RARE Daily

Dyne Therapeutics Raises $233 Million in IPO to Advance Rare Muscle Disease Pipeline

September 17, 2020

Dyne Therapeutics raised $233 million in an initial public offering of 12.3 million shares of its common stock at $19.00 per share.

The preclinical biotech, which is developing oligonucleotide therapies for serious monogenic neuromuscular diseases, sold two million more shares than planned priced above the offering range of $16 to $18 per share.

Dyne’s shares will begin trading on the Nasdaq Global Select Market under the ticker symbol “DYN.” In addition, Dyne has granted the underwriters a 30-day option to purchase up to 1.8 million additional shares of common stock at the initial public offering price. The offering is expected to close on Monday, September 21, 2020, subject to customary closing conditions.
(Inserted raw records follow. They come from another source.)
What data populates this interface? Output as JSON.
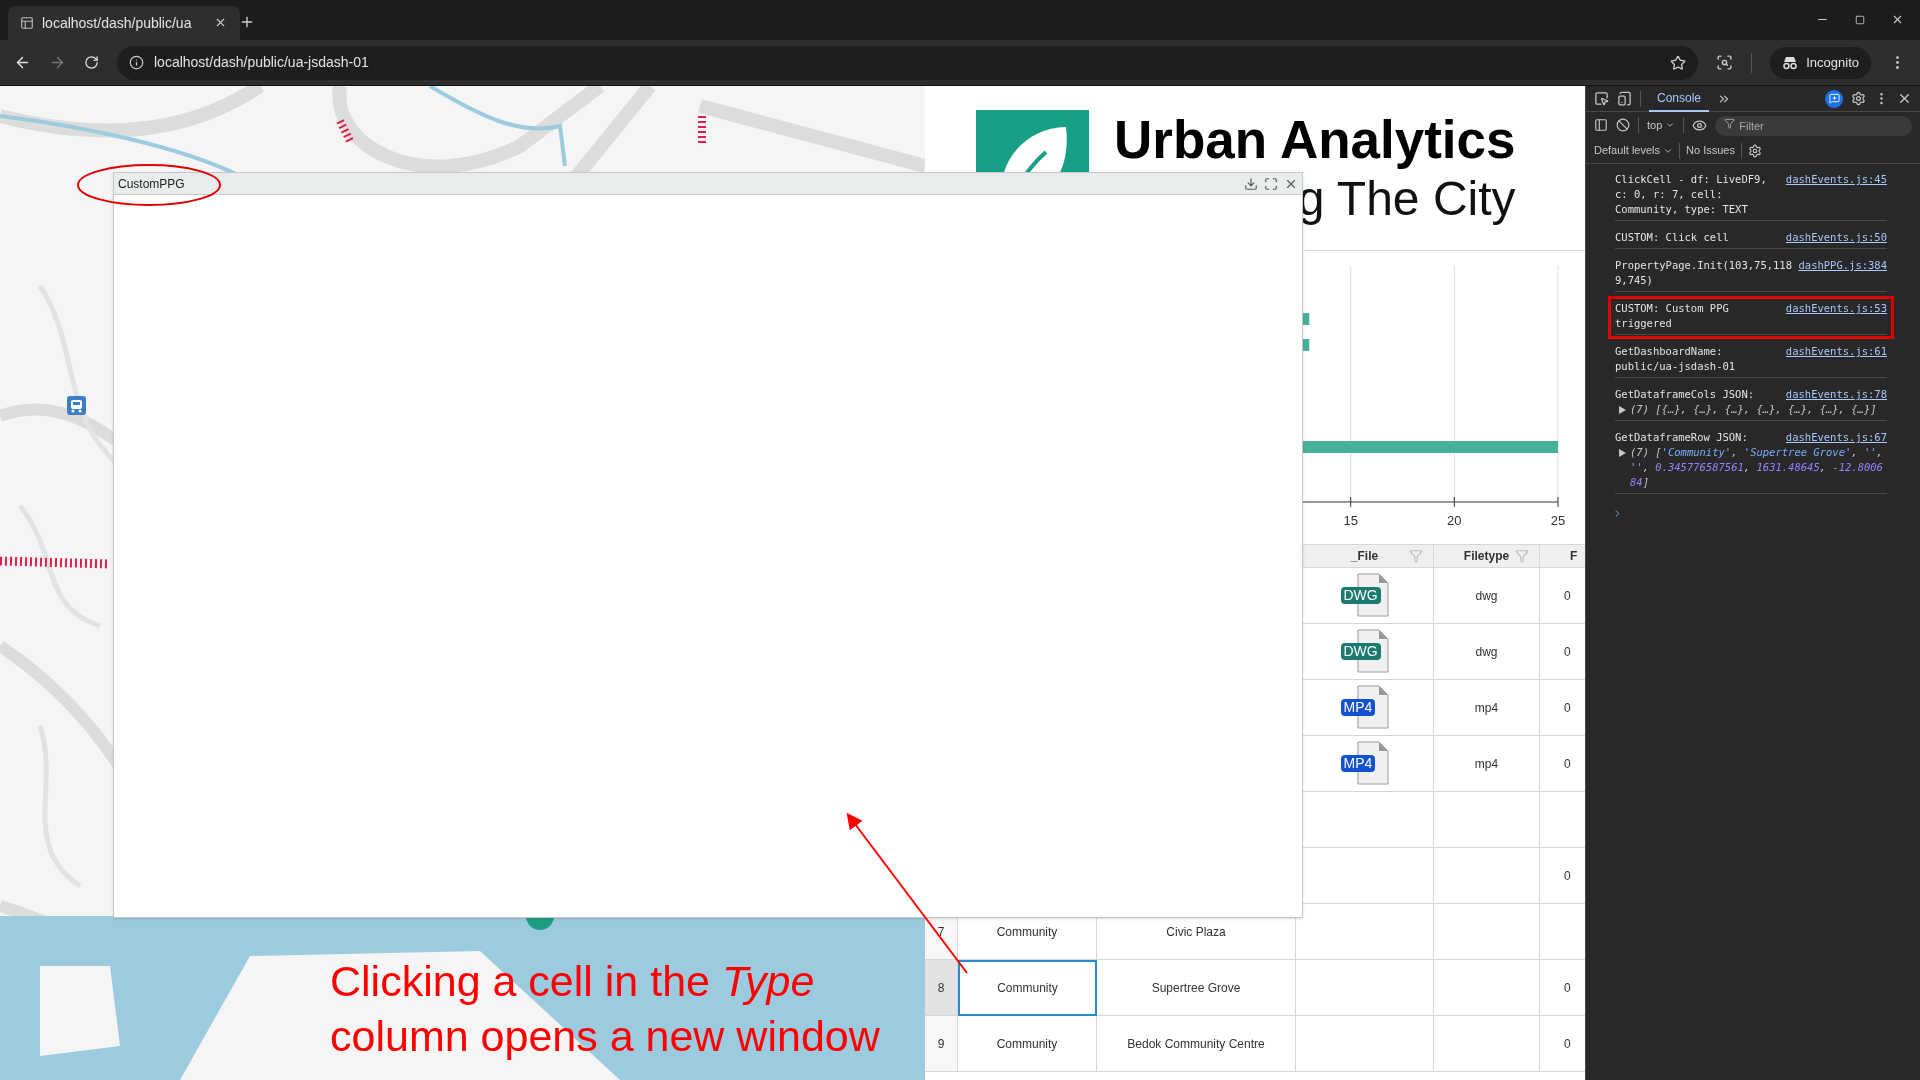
{
  "browser": {
    "tab": {
      "title": "localhost/dash/public/ua"
    },
    "address": "localhost/dash/public/ua-jsdash-01",
    "forward_disabled": true,
    "profile": "Incognito"
  },
  "logo": {
    "title": "Urban Analytics",
    "subtitle": "g The City"
  },
  "chart_data": {
    "type": "bar",
    "orientation": "horizontal",
    "values": [
      13,
      13,
      25
    ],
    "xlim": [
      12.7,
      25
    ],
    "xticks": [
      15,
      20,
      25
    ]
  },
  "table": {
    "columns": {
      "file": "_File",
      "filetype": "Filetype",
      "column_6": "F"
    },
    "rows": [
      {
        "file": {
          "label": "DWG",
          "color": "#1a7a70"
        },
        "filetype": "dwg",
        "column_6": "0"
      },
      {
        "file": {
          "label": "DWG",
          "color": "#1a7a70"
        },
        "filetype": "dwg",
        "column_6": "0"
      },
      {
        "file": {
          "label": "MP4",
          "color": "#1252d0"
        },
        "filetype": "mp4",
        "column_6": "0"
      },
      {
        "file": {
          "label": "MP4",
          "color": "#1252d0"
        },
        "filetype": "mp4",
        "column_6": "0"
      },
      {},
      {
        "column_6": "0"
      },
      {
        "number": "7",
        "type": "Community",
        "name": "Civic Plaza",
        "selected": false
      },
      {
        "number": "8",
        "type": "Community",
        "name": "Supertree Grove",
        "column_6": "0",
        "selected": true
      },
      {
        "number": "9",
        "type": "Community",
        "name": "Bedok Community Centre",
        "column_6": "0",
        "selected": false
      }
    ]
  },
  "popup": {
    "title": "CustomPPG"
  },
  "annotation": {
    "text": "Clicking a cell in the *Type* column opens a new window"
  },
  "devtools": {
    "tabs": [
      {
        "label": "Console",
        "selected": true
      }
    ],
    "context": "top",
    "filter_placeholder": "Filter",
    "levels": "Default levels",
    "issues": "No Issues",
    "messages": [
      {
        "text": "ClickCell - df: LiveDF9, c: 0, r: 7, cell: Community, type: TEXT",
        "source": "dashEvents.js:45",
        "highlighted": false
      },
      {
        "text": "CUSTOM: Click cell",
        "source": "dashEvents.js:50",
        "highlighted": false
      },
      {
        "text": "PropertyPage.Init(103,75,1189,745)",
        "source": "dashPPG.js:384",
        "highlighted": false
      },
      {
        "text": "CUSTOM: Custom PPG triggered",
        "source": "dashEvents.js:53",
        "highlighted": true
      },
      {
        "text": "GetDashboardName: public/ua-jsdash-01",
        "source": "dashEvents.js:61",
        "highlighted": false
      },
      {
        "text": "GetDataframeCols JSON:",
        "source": "dashEvents.js:78",
        "highlighted": false,
        "expanded": false,
        "preview": [
          {
            "kind": "plain",
            "text": "(7) [{…}, {…}, {…}, {…}, {…}, {…}, {…}]"
          }
        ]
      },
      {
        "text": "GetDataframeRow JSON:",
        "source": "dashEvents.js:67",
        "highlighted": false,
        "expanded": false,
        "preview": [
          {
            "kind": "plain",
            "text": "(7) ["
          },
          {
            "kind": "string",
            "text": "'Community'"
          },
          {
            "kind": "plain",
            "text": ", "
          },
          {
            "kind": "string",
            "text": "'Supertree Grove'"
          },
          {
            "kind": "plain",
            "text": ", "
          },
          {
            "kind": "string",
            "text": "''"
          },
          {
            "kind": "plain",
            "text": ", "
          },
          {
            "kind": "string",
            "text": "''"
          },
          {
            "kind": "plain",
            "text": ", "
          },
          {
            "kind": "number",
            "text": "0.345776587561"
          },
          {
            "kind": "plain",
            "text": ", "
          },
          {
            "kind": "number",
            "text": "1631.48645"
          },
          {
            "kind": "plain",
            "text": ", "
          },
          {
            "kind": "number",
            "text": "-12.800684"
          },
          {
            "kind": "plain",
            "text": "]"
          }
        ]
      }
    ]
  }
}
Forty-five therapeutics drug developers have completed IPOs since the beginning of the year, raising a combined $8.6 billion. Of these, 18 companies, more than one-third, are focused on developing treatments for rare diseases. These 18 companies have raised a combined $3.5 billion, 40 percent of the money raised by drug developers in IPOs in 2020.

Dyne is developing a broad portfolio of therapeutics for muscle diseases, including programs in the rare genetic wasting diseases myotonic dystrophy type 1 (DM1), Duchenne muscular dystrophy (DMD) and facioscapulohumeral muscular dystrophy (FSHD).
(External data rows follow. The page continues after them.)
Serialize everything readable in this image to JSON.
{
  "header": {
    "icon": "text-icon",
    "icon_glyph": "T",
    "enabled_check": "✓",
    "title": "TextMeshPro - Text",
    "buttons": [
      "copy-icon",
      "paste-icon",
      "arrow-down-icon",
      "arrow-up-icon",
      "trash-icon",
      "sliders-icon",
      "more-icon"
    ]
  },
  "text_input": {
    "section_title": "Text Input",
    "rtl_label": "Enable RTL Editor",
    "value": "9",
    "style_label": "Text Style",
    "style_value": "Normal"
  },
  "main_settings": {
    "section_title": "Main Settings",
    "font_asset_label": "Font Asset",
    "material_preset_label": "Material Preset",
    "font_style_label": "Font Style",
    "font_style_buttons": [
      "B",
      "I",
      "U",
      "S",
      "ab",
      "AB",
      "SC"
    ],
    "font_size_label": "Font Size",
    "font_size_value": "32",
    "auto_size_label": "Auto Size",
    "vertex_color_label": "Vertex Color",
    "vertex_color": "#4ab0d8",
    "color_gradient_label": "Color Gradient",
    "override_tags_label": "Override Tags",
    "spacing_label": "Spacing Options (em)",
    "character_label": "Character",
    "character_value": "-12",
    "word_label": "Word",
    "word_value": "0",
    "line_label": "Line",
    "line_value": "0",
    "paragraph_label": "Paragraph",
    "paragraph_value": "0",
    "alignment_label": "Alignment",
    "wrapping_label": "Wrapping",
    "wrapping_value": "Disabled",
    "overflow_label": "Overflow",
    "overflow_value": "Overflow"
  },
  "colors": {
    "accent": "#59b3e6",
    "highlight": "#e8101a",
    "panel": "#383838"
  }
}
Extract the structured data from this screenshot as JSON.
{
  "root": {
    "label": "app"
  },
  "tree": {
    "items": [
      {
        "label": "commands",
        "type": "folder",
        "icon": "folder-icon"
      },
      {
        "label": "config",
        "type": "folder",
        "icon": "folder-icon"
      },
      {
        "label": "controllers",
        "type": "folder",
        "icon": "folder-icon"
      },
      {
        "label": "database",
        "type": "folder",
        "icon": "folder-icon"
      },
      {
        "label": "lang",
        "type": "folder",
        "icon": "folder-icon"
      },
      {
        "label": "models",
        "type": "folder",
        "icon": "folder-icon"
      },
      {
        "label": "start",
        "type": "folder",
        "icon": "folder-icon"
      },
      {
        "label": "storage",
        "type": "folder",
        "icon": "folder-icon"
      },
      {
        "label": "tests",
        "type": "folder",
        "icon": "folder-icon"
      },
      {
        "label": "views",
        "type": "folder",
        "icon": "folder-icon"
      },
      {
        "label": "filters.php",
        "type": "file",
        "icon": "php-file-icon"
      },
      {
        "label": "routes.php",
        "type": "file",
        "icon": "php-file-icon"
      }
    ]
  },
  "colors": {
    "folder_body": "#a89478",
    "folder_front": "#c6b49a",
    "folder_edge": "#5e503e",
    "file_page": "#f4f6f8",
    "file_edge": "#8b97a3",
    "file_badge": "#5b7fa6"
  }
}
Dyne’s platform specifically targets muscle, minimizing systemic exposure. The company has completed preclinical studies indicating that this approach can deliver oligonucleotides that degrade disease-causing RNA, potentially restoring muscle health.

The company’s lead program targets DM1, a rare, inherited disorder that causes progressive muscle weakness and other life-limiting complications. DM1 is a monogenic autosomal dominant disease caused by an abnormal expansion in a region of the DMPK gene. There are currently no disease-modifying treatments for DM1, which affects an estimated 40,000 people in the United States.

Dyne’s preclinical therapy consists of a proprietary antibody conjugated with a linker to an antisense oligonucleotide that is designed to reduce the levels of mutant DMPK RNA in the nucleus, releasing splicing proteins, allowing normal mRNA processing and translation of normal proteins, and potentially reversing disease. In preclinical studies the company has observed correction of splicing changes in DM1 patient cells, reversal of myotonia after a single dose in a DM1 model and enhanced muscle distribution as evidenced by reduced levels of cytoplasmic wild type DMPK RNA.